One of the best part about travelling by train in Japan is trying its variety of ekiben – lunchboxes specially packed for commuters. These convenient parcels of food have been around since the birth of train travel in Japan, providing travellers with not just sustenance but also a taste of local specialties wherever they travelled.
Today, ekiben are an essential part of a Japanese travel experience – so much so that new editions are created to commemorate new train lines, special occasions, or famous characters. You can buy ekiben at shinkansen stations, as well as on board the trains. The price of an ekiben ranges from under 1,000 yen to 2,000 yen depending on the ingredients. Some of these ekiben are so popular that they sell out within minutes!
Just because they’re meant to be ‘fast food’, it doesn’t mean that care and attention aren’t paid to their ingredients or packaging. You can find ekiben featuring quality ingredients like Matsusaka beef, snow crab, and mountain vegetables. Some ekiben are famous for their beautiful packaging – ranging from terracotta pots to wooden containers – that you can take home as souvenirs.
There is something magical about eating a delicious meal while admiring the landscape outside your window – no matter which major train line you take, savouring a box of ekiben is a quintessential cultural experience not to be missed.

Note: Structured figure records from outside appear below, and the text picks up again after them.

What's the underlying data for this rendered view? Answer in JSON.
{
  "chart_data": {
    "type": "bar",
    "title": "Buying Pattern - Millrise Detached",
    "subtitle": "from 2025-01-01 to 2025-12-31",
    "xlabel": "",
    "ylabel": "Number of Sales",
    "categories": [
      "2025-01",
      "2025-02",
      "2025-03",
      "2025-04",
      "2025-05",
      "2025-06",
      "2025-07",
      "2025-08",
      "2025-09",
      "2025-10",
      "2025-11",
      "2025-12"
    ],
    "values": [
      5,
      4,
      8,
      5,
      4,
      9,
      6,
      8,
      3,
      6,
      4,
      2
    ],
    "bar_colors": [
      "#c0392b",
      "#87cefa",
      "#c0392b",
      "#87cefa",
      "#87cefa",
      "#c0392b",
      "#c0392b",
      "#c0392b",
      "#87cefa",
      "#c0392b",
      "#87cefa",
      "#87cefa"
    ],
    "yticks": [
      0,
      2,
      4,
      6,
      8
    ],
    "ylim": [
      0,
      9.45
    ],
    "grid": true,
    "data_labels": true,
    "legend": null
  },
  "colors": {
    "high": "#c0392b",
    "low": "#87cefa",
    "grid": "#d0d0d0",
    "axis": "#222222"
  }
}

Each region and station has its own specialty ekiben that are popular, whether it’s for their local ingredients or ingenious packaging. Here are some ekiben that you shouldn’t miss if you’re travelling through these areas:
With a packaging that resembles a black cow’s head, Moo Taro Bento contains gyudon (rice topped with slices of cooked wagyu) using local Matsusaka beef, one of Japan’s top three beef brands. The cattle are given beer to drink and massaged with shochu (distilled spirit) to produce a unique, tender meat. Once you open the bento lid, it plays a tune called ‘Furusato’, a Japanese nursery song (the tune will play 20,000 times when the sensors react to light). Moo Taro Bento (1,350 yen) is available at Aratake, which has a branch at Matsusaka Station.
Masu no Sushi is said to have originated in 1717 when Shinpachi Yoshimura, a Toyama feudal lord, gifted the Yoshimune Tokugawa shogunate a sushi made of Jinzu River trout and rice as a formal tribute. The sushi is made by pressing a layer of preserved trout over a bed of vinegared rice, wrapped in bamboo leaves and prepared in a mini hangiri (a circular wooden container for preparing sushi rice) sealed with a lid. The ekiben comes with a knife so you can cut the sushi into bite-sized portions. You can purchase Masu no Sushi (1,400 yen) from Minamoto at JR Toyama Station.
Toge no Kamameshi is an ekiben that contains (Kamameshi - a popular Japanese dish of) cooked seasoned rice in a ceramic pot with chicken, egg, and vegetables like burdock, bamboo and shiitake mushrooms.
Toge no Kamameshi is the first ekiben that used kama (Mashiko yaki from Tochigi) was sold in 1958, served in a ceramic pot to keep its warm longer. It is reusable that can be cooked original kamameshi or 1 gou rice (a cup measuring about 150 grams).The most famous place to buy Toge no Kamameshi is from Oginoya at Yokokawa station.
The Sandai Kani Aji Kurabe bento is a representative of seafood from Hokkaido, containing three kinds of crabs: taraba (red king crab), zuwaigani (snow crab), and kegani (horsehair crab). The rice is prepared with kombu dashi (kelp broth), and the bento is separated into three sections, each topped with a generous portion of minced crab and a crab leg of each type. Winter is the best time to enjoy all three kinds of crabs at their freshest. The Sandai Kani Aji Kurabe Bento (1,250 yen) is available year-round, from Bensaitei at Sapporo Station.
One of Japan’s top brands of beef, Maesawa wagyu is produced in Iwate Prefecture. The beef is known for its fine strips of marbled fat that creates a creamy, tender texture. This ekiben contains wagyu nigiri – strips of seared Maesawa wagyu wrapped around pressed rice. While this type of sushi is not common, it’s a great way to experience the meat’s unique flavour and texture, since only the highest grade of wagyu is used. Each box has to be pre-ordered at least two days in advance via Saito Shogetsudo, and available for pickup at JR Tohoku Station.
If you’re hopping on the newly-launched Hello Kitty Shinkansen – from Hakata Station in Fukuoka and Shin-Osaka Station in Osaka – then why not sample its namesake ekiben as well? This ceramic version of the pink bullet train contains Kobe-style sukiyaki – local slices of beef served with a Hello Kitty-shaped fishcake, fried tofu, boiled konnyaku jelly, and star-shaped carrots. The Hello Kitty Shinkansen ekiben (1,500 yen) is available from Awajiyaat Shin-Kobe Station and Kobe Station.